PERSONAL STORY BY JONATHAN KOHANSKI
IN MY HEAD
I spend so much time bobbing around in the waves. Waves that set the stage for beautiful scenes and captures of friends smiling, having fun surfing or swimming. For those handful of hours in the water, I get to temporarily forget everything that’s back on dry land, my crappy balance, my bum leg, the heat and fatigue, numb hands, etc.
The beach and the ocean have been playing a special and integral part of my life for the past few years, but even more so recently. It serves as a short refuge from some of my physical issues as well as helping me to balance out my thoughts. Spending time weightless in the water, the taste of salt on my lips and at times the cold biting at my skin feels like a completely different world. It reminds me of how much the body can endure and keep going, and how suffering can be more mental than physical at times. Just like the waves, I continually bob my head in and out of the rabbit hole of self-defeating thoughts, the thoughts I know I should avoid, but never seem to manage to. In a way, I’m the proverbial squirrel crossing the road, unable to decide which way to go, sometimes it’s the right direction, but other times clearly not.
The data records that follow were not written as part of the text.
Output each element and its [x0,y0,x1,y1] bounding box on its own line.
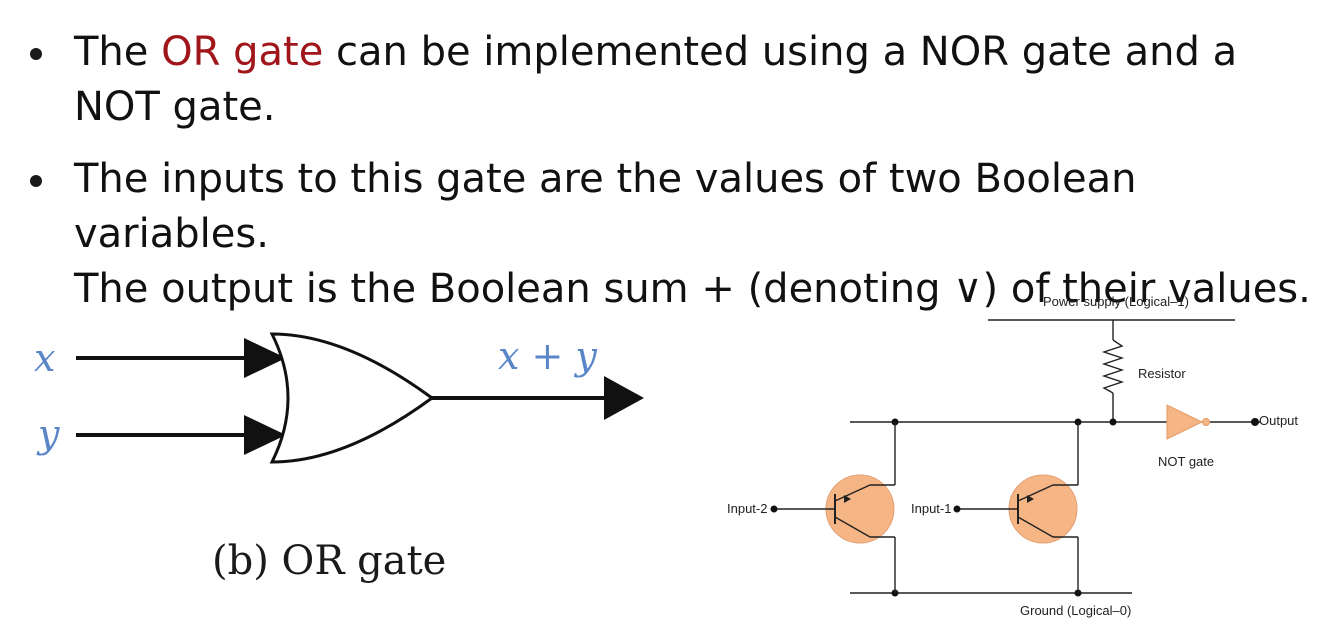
or-gate-symbol [76,332,644,464]
power-supply-label: Power supply (Logical–1) [1043,294,1189,309]
bullet-item-or-gate: The OR gate can be implemented using a N… [74,25,1314,135]
bullet-line-1: The inputs to this gate are the values o… [74,156,1137,257]
or-gate-diagram: x y x + y (b) OR gate [0,300,680,620]
ground-label: Ground (Logical–0) [1020,603,1132,618]
bullet-text-after: can be implemented using a NOR gate and … [74,29,1238,130]
input-y-label: y [38,412,60,456]
output-label: x + y [498,334,597,378]
not-gate-label: NOT gate [1158,454,1215,469]
circuit-output-label: Output [1259,413,1299,428]
bullet-dot [30,175,42,187]
bullet-line-2: The output is the Boolean sum + (denotin… [74,266,1311,312]
bullet-dot [30,48,42,60]
bullet-list: The OR gate can be implemented using a N… [0,0,1323,312]
resistor-label: Resistor [1138,366,1186,381]
bullet-text-before: The [74,29,162,75]
or-gate-circuit: Power supply (Logical–1) Resistor Output… [720,285,1320,630]
input-x-label: x [34,336,56,380]
bullet-item-inputs: The inputs to this gate are the values o… [74,152,1314,317]
circuit-schematic [770,319,1260,597]
or-gate-caption: (b) OR gate [212,538,447,584]
input-2-label: Input-2 [727,501,768,516]
or-gate-highlight: OR gate [161,29,324,75]
input-1-label: Input-1 [911,501,952,516]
“It’s hidden under smiles and jokes, behind an outward appearance that looks like everybody else…”
I can capture the beauty of the outside world with a camera, even the ugliness of it. The radiating orange glow of the sunrise, the soft beauty of crashing waves frozen in time, the happiness of friends engaged in hobbies they love. What I can’t capture is what resides within me, and words are no better at conveying those feelings and emotions. I can’t hand out a picture that would allow anyone to understand what goes on in my head or how it affects me. That’s why mental health can be so hard to comprehend. The outward appearance a lot of times looks like everyone else. It’s hidden under smiles and jokes, behind an outward appearance that looks like everybody else…going to work, going out with friends, and pursuing hobbies. There are shadows that lurk behind us, even in the darkness, there are deeper holes.
There’s an almost constant battle, light and dark, highs and lows, chaos, and calm. You can wake up one day not wanting to get out of bed, dreading the day, to feeling completely unstoppable the next. Feeling peace seems to come in the form of isolation away from the noise of the world, away from the distraction of people, of energy, away from the reminders of the conflict within and the triggers that lie in wait. Having people in my life is both a blessing and a curse, feeling at times happily overwhelmed by the support and kindness of friends and family and at other times confused by the amount of interaction and complete sensory overload from being around too much. I don't let too many people close enough to understand what it is that follows me and can be so difficult.